And it’s all about the food.
CivilEats reports that the Peterson Garden Project in Chicago, produced in co-operation with Girl Forward a non-profit focused on helping displaced young women, created a new cooking class series called “The Feasts of Resistance” who’s founder LaManda Joy says that “Food shapes culture and conflict shapes food. Resistance doesn’t only take the form of protests and marches—it’s in the food we share, the stories we tell, the gardens we grow.”
The Chicago-based community garden and cooking school program is asking residents to “explore, cook, and eat iconic dishes from around the world—Burma to Ethiopia, Syria to Haiti, and beyond—that were created or affected by social or political unrest.”

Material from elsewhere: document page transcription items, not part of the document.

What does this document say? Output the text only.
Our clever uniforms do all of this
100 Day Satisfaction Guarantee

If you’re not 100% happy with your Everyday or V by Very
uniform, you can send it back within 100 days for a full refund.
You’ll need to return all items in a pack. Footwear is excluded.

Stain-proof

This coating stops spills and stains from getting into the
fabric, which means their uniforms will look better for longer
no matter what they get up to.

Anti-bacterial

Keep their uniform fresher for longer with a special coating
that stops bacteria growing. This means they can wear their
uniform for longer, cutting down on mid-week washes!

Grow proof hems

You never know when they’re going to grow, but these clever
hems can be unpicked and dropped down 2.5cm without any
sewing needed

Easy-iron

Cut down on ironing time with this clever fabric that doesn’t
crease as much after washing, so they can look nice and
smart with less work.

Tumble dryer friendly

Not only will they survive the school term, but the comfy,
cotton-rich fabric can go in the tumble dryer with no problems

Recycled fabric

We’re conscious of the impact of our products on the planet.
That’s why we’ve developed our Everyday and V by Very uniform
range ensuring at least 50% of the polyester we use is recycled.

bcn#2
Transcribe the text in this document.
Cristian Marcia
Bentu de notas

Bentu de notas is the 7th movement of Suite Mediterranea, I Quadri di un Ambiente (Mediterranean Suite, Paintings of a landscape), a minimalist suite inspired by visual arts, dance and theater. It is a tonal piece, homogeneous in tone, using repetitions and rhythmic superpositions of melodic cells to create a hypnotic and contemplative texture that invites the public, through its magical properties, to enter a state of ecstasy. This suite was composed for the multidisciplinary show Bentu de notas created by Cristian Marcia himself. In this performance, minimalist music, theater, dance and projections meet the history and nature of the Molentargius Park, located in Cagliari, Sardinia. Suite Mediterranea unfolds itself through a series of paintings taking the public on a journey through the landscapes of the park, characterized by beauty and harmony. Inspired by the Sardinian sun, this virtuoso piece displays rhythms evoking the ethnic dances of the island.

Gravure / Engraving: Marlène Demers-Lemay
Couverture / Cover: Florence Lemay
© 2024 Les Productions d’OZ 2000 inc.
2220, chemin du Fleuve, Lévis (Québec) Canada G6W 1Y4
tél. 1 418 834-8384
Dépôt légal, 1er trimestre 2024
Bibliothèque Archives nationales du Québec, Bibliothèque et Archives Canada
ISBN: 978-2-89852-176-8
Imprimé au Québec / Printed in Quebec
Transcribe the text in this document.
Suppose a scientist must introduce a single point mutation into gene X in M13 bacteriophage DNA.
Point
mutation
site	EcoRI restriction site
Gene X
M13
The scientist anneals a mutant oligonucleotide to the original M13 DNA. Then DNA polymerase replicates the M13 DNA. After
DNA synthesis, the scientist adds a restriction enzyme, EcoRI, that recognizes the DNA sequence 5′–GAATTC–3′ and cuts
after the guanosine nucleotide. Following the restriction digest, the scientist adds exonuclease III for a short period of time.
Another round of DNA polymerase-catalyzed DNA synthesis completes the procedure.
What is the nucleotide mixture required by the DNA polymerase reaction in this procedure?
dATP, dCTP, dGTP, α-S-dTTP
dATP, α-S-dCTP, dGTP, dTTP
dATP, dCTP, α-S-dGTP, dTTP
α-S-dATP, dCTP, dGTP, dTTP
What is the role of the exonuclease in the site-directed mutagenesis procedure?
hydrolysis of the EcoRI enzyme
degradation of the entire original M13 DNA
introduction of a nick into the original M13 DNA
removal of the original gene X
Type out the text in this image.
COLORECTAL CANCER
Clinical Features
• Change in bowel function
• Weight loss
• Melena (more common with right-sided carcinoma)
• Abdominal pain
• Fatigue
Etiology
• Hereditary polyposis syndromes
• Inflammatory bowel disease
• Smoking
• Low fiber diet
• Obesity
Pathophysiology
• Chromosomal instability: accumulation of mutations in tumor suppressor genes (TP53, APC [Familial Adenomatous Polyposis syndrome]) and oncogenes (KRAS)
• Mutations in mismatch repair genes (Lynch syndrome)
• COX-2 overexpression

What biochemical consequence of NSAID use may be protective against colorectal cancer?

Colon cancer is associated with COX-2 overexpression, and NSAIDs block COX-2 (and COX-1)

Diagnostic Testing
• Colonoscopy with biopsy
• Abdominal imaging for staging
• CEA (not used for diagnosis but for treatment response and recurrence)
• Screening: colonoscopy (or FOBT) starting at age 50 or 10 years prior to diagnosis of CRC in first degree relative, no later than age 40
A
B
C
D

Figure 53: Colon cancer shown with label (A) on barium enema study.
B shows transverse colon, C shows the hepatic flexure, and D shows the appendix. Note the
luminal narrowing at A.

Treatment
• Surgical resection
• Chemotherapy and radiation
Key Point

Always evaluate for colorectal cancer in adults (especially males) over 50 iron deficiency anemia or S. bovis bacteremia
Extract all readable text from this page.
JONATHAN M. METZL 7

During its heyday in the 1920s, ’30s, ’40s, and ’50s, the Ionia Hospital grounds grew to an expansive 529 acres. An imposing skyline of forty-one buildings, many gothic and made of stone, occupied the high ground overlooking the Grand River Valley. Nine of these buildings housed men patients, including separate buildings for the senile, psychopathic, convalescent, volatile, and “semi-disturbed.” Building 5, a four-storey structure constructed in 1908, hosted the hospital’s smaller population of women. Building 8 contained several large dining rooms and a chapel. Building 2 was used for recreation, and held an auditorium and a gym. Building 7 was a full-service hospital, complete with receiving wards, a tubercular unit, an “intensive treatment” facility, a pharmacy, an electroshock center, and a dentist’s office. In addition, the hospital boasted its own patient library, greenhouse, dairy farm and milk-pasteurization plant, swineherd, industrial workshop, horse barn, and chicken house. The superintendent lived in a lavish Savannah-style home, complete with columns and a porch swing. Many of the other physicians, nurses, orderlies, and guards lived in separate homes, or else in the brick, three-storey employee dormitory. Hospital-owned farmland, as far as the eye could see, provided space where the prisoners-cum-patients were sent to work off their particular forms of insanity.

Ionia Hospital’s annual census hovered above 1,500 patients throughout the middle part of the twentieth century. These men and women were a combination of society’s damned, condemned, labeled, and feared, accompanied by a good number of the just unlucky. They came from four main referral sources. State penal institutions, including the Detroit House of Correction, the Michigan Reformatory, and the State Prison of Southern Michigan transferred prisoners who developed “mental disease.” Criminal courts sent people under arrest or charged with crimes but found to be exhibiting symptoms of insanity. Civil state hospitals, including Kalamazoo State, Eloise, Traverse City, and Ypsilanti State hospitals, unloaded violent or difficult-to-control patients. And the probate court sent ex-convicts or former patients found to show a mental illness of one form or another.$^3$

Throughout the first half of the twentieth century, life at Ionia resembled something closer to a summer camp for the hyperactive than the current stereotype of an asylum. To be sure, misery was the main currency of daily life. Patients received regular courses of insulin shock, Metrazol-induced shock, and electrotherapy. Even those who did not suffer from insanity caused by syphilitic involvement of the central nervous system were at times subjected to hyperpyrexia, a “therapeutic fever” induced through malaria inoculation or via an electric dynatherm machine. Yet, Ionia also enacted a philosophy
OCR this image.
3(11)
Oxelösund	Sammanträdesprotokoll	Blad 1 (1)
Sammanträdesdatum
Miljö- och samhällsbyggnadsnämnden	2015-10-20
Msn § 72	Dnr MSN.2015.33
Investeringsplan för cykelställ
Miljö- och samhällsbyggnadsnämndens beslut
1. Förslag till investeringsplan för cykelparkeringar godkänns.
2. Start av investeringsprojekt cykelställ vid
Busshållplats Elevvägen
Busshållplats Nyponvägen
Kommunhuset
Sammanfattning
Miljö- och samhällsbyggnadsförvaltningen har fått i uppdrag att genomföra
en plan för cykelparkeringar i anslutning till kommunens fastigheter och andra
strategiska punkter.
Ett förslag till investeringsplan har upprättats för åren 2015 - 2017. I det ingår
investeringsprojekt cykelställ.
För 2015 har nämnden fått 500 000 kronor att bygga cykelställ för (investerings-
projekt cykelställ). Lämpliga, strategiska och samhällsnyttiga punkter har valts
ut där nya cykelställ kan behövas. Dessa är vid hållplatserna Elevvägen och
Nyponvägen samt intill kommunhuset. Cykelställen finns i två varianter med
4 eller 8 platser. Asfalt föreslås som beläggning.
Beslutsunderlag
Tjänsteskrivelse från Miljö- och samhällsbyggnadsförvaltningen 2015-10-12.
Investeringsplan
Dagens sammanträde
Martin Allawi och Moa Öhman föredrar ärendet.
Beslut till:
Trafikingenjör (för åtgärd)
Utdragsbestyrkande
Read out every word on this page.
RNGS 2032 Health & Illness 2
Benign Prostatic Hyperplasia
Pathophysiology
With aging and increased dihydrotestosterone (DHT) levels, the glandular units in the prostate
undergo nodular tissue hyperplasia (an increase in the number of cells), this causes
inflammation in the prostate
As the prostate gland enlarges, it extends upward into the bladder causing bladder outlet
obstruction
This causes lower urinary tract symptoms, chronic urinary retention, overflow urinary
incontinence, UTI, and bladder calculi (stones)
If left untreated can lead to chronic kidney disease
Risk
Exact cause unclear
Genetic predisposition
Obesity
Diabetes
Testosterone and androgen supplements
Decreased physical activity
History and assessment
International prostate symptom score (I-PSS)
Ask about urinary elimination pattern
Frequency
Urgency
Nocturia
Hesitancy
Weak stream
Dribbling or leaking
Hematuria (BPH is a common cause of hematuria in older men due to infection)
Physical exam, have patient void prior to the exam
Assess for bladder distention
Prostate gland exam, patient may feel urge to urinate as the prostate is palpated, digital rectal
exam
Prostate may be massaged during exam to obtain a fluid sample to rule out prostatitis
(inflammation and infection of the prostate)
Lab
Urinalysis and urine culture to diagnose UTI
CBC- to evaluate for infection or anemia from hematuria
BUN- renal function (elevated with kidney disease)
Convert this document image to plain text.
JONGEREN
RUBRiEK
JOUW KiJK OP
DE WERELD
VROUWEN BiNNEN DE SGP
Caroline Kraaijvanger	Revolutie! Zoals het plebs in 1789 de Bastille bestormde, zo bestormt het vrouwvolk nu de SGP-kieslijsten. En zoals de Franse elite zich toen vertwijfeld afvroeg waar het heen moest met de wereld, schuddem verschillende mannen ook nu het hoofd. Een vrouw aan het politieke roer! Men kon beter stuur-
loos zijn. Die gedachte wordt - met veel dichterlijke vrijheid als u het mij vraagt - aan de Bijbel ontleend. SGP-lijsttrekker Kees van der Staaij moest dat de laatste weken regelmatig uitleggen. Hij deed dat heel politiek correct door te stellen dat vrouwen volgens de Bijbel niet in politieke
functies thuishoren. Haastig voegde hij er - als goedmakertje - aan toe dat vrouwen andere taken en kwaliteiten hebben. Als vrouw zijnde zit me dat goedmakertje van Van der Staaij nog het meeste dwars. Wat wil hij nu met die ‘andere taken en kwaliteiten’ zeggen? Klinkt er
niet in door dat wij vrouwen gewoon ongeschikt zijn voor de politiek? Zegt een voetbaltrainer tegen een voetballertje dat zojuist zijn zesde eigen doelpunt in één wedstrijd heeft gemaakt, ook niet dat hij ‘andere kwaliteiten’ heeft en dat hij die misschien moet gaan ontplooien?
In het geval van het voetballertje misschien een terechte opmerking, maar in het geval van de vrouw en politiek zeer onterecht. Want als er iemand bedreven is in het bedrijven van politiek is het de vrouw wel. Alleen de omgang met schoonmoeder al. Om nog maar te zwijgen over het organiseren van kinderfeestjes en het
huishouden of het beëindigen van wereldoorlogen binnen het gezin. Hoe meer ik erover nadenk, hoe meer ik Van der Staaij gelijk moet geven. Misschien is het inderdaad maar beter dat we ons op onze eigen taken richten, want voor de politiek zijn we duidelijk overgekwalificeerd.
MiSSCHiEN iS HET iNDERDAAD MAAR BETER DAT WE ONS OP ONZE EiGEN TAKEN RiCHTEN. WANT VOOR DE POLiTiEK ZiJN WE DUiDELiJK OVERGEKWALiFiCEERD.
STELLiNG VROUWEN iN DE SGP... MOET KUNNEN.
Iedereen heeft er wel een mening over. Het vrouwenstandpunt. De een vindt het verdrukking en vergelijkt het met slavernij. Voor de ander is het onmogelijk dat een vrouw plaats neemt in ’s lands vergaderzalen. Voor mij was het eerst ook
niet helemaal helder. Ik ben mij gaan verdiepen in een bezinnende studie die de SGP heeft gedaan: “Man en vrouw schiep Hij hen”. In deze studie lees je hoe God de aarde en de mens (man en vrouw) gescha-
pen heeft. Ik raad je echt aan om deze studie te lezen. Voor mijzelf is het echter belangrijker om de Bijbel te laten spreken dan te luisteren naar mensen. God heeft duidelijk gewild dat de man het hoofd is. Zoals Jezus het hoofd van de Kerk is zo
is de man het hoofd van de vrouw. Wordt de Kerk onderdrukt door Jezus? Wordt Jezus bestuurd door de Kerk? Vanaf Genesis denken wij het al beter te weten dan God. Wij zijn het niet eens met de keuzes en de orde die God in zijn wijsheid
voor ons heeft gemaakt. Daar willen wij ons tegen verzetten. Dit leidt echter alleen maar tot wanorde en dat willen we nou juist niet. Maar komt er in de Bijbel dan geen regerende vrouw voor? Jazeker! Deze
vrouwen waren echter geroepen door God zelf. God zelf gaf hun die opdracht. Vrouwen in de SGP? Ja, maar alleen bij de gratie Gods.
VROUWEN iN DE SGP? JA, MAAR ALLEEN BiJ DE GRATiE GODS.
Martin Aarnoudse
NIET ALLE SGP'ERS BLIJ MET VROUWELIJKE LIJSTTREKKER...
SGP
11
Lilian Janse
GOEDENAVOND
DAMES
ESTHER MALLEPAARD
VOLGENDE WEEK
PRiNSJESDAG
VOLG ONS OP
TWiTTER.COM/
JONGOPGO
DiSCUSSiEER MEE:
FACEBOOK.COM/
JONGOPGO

Joy says the program was inspired by WWII Victory Gardens. She explains that they “hope quite simply to help people get a small understanding of the refugee experience through the lens of food—our shared common denominator”. The program’s message is that conflict influences food and always has: that there is power in those untold stories of the past and the new food stories that are being written through the conflicts of today.
She hopes the program will help herneighbors understand the refugee experience in a way everyone can understand (food) so they can take action in our communities. Since everything is better sitting at the dinner table, we thought we’d start there and hope that more action, and understanding, follows.
It's a powerful idea that can be extended to every grocerant and even throughout the store shelves with sampling and sharing the heritage of imported foods…and maybe even in Washington DC’s halls of Congress.